1970 aviation accident

Trans International Airlines Flight 863 was a ferry flight from John F. Kennedy International Airport in New York City to Washington Dulles International Airport. On September 8, 1970, the Douglas DC-8 (registration N4863T) crashed during take-off from JFK's runway 13R. None of the 11 occupants, who were all crew members, survived.

The probable cause of the accident was an asphalt-covered object lodged in between the right elevator and the right horizontal stabilizer, that jammed the elevator and caused the loss of pitch control.

== Aircraft and crew ==
The aircraft involved was a Douglas DC-8-63CF, built in 1968. The aircraft was powered by four Pratt and Whitney JT3D-7 engines. The aircraft had 7,878 hours at the time of the accident.
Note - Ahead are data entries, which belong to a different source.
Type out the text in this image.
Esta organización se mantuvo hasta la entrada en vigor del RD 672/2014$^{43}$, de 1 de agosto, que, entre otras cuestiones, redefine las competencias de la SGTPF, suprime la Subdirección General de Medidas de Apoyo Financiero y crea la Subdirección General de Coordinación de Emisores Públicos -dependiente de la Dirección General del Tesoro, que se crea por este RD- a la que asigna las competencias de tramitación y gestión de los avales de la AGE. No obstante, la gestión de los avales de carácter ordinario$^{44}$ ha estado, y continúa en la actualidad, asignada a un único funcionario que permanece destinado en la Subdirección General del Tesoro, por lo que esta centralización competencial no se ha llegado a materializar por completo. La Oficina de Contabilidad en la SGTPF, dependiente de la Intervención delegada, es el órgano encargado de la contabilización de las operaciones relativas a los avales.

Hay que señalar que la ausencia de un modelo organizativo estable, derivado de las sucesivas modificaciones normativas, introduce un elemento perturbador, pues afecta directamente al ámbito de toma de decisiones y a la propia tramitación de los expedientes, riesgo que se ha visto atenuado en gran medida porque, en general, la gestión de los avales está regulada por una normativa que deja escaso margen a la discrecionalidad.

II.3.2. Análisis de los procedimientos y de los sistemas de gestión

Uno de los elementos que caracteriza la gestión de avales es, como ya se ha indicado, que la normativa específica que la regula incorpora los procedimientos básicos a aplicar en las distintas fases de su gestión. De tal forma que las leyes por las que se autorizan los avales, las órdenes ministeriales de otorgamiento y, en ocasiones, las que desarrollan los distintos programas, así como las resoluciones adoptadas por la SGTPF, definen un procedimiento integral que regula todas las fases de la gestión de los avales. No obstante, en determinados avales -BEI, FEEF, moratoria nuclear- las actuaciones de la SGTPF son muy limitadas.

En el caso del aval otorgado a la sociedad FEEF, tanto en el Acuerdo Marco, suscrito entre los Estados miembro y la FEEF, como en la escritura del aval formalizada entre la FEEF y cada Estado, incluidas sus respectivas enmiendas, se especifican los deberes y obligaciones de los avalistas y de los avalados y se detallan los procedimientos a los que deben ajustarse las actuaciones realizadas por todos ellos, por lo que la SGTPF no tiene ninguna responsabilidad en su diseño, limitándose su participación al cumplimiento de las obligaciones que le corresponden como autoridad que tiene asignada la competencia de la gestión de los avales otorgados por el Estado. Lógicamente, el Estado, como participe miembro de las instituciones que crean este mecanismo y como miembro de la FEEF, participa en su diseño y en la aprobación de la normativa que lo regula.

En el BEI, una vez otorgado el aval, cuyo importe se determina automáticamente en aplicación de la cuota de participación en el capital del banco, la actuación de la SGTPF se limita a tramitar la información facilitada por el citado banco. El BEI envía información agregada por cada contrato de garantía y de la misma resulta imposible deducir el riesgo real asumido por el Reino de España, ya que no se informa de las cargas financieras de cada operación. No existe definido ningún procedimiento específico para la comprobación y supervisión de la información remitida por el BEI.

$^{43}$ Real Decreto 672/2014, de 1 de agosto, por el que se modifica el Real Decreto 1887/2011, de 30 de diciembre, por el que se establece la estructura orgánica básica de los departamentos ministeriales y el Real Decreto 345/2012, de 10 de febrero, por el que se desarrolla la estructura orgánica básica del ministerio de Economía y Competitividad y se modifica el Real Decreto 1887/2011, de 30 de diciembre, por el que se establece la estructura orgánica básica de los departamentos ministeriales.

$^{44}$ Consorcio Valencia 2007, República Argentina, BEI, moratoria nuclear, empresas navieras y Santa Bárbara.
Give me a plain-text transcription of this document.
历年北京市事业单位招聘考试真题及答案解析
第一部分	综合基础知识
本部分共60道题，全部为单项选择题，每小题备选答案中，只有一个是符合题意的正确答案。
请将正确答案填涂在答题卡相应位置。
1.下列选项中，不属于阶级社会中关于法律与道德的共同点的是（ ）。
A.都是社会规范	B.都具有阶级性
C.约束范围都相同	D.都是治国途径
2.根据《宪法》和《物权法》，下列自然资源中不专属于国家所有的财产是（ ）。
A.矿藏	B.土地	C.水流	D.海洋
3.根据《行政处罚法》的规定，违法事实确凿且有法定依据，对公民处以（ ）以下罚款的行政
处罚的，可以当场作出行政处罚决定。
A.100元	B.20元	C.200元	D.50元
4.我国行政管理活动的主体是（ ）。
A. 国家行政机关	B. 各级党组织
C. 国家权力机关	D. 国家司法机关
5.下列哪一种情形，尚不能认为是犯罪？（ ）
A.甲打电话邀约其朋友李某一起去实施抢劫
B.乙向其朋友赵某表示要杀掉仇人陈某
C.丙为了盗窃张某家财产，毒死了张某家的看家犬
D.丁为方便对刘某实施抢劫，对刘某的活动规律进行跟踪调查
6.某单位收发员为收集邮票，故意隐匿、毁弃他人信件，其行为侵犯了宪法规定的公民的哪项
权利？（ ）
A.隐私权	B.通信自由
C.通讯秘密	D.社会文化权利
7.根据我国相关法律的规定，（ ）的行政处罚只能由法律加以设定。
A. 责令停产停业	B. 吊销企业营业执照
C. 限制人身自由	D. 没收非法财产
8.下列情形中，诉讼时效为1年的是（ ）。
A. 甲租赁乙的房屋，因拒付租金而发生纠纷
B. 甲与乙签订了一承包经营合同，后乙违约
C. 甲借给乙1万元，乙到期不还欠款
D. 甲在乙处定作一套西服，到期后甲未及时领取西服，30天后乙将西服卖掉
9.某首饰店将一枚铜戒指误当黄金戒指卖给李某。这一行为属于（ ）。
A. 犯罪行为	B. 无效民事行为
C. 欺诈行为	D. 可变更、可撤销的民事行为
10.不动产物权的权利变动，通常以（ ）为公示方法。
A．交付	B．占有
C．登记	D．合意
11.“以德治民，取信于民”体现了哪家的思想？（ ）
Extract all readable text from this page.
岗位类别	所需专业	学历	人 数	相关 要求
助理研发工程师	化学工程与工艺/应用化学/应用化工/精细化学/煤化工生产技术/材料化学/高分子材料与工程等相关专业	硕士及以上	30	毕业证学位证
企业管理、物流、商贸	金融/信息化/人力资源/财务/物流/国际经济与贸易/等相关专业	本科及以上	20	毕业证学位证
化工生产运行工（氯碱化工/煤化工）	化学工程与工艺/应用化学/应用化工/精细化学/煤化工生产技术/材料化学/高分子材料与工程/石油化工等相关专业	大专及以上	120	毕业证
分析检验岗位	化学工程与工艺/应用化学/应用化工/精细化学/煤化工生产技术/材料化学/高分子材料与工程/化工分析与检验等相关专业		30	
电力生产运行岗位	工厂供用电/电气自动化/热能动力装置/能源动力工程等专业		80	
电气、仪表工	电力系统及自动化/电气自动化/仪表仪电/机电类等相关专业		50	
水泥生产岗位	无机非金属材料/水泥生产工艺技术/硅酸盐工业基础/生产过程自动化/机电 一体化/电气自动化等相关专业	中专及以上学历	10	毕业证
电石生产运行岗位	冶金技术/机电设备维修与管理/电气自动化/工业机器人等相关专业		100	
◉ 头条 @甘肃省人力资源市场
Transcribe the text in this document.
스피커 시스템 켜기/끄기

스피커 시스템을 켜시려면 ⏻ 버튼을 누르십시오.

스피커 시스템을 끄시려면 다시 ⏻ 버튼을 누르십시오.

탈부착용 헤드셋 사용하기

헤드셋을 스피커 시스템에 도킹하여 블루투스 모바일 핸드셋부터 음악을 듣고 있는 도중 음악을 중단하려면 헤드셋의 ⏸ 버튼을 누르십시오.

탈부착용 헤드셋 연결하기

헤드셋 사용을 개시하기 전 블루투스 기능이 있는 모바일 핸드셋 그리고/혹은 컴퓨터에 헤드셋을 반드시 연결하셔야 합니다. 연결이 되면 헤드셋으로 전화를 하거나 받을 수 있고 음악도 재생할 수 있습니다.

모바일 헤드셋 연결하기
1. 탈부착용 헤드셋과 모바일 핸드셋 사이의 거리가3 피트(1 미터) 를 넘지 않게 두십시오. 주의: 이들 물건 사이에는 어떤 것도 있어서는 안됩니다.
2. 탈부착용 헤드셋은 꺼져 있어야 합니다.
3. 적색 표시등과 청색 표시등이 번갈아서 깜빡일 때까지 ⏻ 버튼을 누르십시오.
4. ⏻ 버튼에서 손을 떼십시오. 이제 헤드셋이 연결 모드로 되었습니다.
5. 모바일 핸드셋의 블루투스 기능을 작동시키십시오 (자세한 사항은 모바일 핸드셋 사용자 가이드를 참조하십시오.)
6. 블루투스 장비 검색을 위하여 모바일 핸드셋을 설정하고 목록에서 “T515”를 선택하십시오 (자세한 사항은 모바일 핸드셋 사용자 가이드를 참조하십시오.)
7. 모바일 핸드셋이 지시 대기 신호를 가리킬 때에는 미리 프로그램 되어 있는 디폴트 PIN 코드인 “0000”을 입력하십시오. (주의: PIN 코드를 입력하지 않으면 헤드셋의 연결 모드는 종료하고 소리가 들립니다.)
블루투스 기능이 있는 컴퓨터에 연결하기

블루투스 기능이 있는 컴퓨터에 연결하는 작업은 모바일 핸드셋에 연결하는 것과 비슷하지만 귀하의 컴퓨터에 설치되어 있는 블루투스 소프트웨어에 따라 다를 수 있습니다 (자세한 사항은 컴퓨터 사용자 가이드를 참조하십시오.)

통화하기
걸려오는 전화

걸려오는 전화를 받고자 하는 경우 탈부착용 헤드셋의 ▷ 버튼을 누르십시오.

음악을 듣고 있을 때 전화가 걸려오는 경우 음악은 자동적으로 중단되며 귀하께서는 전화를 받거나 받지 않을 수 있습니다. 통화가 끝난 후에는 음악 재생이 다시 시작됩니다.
The captain was 49-year-old Joseph John May, who had 22,300 flight hours, including 7,100 hours on the DC-8. Other TIA pilots referred to him as "Ron". The first officer was 47-year-old John Donald Loeffler, who had 15,775 flight hours, with 4,750 of them on the DC-8. The flight engineer was 42-year-old Donald Kenneth Neely, who had 10,000 flight hours, including 3,500 hours on the DC-8. Eight flight attendants also were on board.

== Accident ==
At 16:04 (EST), the aircraft was cleared to take off from JFK Airport runway 13R. The take-off roll commenced one minute later. The rotation occurred extremely early, at very slow speed only 1,550 ft down the runway. Due to the slow rotation, a tailstrike occurred and the tail skidded on the runway for 1,250 ft. The cockpit voice recorder (CVR) recorded the sound of the tailstrike.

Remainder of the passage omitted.